Obecnie wiadomo, że proces angiogenezy jest związany z zachwianiem równowagi pomiędzy czynnikami pro- i antyangiogennymi [45]. Najważniejszym czynnikiem pobudzającym tworzenie nowych naczyń jest VEGF, natomiast PEDF jest jednym z czynników hamujących ten proces. W siatkówce oba czynniki pozostają we wzajemnej zależności [44,47]. Retrospektywne badania, dotyczące pacjentów z retinopatią cukrzycową, wskazują na istotne podwyższenie poziomu VEGF a obniżenie PEDF u badanych chorych, w porównaniu z grupami kontrolnymi – pacjentami diabetologicznymi niewykazującymi cech retinopatii [22,44]. Cai i wsp. [11] wykazali, że PEDF zastosowany w hodowli komórek śródbłonka mikrokapilarnego pochodzącego z siatkówki bydlęcej (BRMECs – bovine retinal microvascular endothelial cells) nie wpływał w znaczący sposób na migrację i tworzenie przez te komórki kanalików pierwotnych naczyń. Jednak, jeśli dodanie PEDF było poprzedzone podaniem VEGF, wówczas czynnik ten w znaczący sposób redukował indukowaną przez VEGF proliferację i migrację komórek śródbłonka [11,38].

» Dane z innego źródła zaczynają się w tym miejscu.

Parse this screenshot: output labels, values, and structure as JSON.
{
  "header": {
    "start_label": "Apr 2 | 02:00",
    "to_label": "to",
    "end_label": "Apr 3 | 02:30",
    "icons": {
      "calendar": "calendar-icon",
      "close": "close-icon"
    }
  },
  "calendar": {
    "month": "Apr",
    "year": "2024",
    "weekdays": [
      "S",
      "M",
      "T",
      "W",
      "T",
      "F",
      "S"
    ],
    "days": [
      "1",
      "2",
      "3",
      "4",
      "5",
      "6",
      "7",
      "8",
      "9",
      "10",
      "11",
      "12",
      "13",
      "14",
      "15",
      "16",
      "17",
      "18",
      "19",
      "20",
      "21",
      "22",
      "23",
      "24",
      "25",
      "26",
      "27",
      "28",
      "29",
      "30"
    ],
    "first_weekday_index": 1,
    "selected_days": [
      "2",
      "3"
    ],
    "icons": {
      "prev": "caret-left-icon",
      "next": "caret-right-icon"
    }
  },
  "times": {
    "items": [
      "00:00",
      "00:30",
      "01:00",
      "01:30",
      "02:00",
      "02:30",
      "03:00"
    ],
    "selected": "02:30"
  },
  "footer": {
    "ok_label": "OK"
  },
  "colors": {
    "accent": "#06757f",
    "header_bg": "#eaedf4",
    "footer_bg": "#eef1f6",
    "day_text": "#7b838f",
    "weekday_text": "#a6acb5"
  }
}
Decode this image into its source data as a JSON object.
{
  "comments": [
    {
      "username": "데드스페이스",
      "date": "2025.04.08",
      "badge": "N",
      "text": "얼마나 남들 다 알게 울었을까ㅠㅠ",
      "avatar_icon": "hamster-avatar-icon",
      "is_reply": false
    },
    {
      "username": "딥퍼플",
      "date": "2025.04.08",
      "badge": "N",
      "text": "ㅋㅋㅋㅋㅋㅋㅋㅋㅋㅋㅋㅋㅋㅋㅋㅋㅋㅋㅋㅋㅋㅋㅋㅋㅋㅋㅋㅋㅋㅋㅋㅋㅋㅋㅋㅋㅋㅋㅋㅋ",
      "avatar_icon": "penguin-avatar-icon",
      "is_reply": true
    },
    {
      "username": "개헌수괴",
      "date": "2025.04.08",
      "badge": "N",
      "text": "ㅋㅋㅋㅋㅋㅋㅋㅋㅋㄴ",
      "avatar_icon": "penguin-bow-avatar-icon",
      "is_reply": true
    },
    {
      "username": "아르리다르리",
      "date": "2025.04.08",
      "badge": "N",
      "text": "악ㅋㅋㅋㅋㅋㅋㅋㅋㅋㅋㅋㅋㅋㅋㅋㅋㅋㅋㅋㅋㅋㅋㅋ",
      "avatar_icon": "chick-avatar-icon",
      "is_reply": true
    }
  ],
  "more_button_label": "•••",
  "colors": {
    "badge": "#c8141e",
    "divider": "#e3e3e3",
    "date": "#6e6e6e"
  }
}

W innych badaniach skoncentrowano się nad wpływem PEDF na blokowanie angiogenezy w strukturach oka pozbawionych unaczynienia w warunkach fizjologicznych. PEDF okazał się niezbędny do utrzymania takiego stanu nie tylko ze względu na hamowanie odpowiedzi angiogennej wywołanej przez VEGF, czy FGF (fibroblast growth factor) [55], ale także na zapobieganie powstawaniu nieprawidłowego unaczynienia. Zaobserwowano również, że PEDF wpływa wybiórczo na nowo powstające naczynia, natomiast nie oddziałuje na już istniejące [70].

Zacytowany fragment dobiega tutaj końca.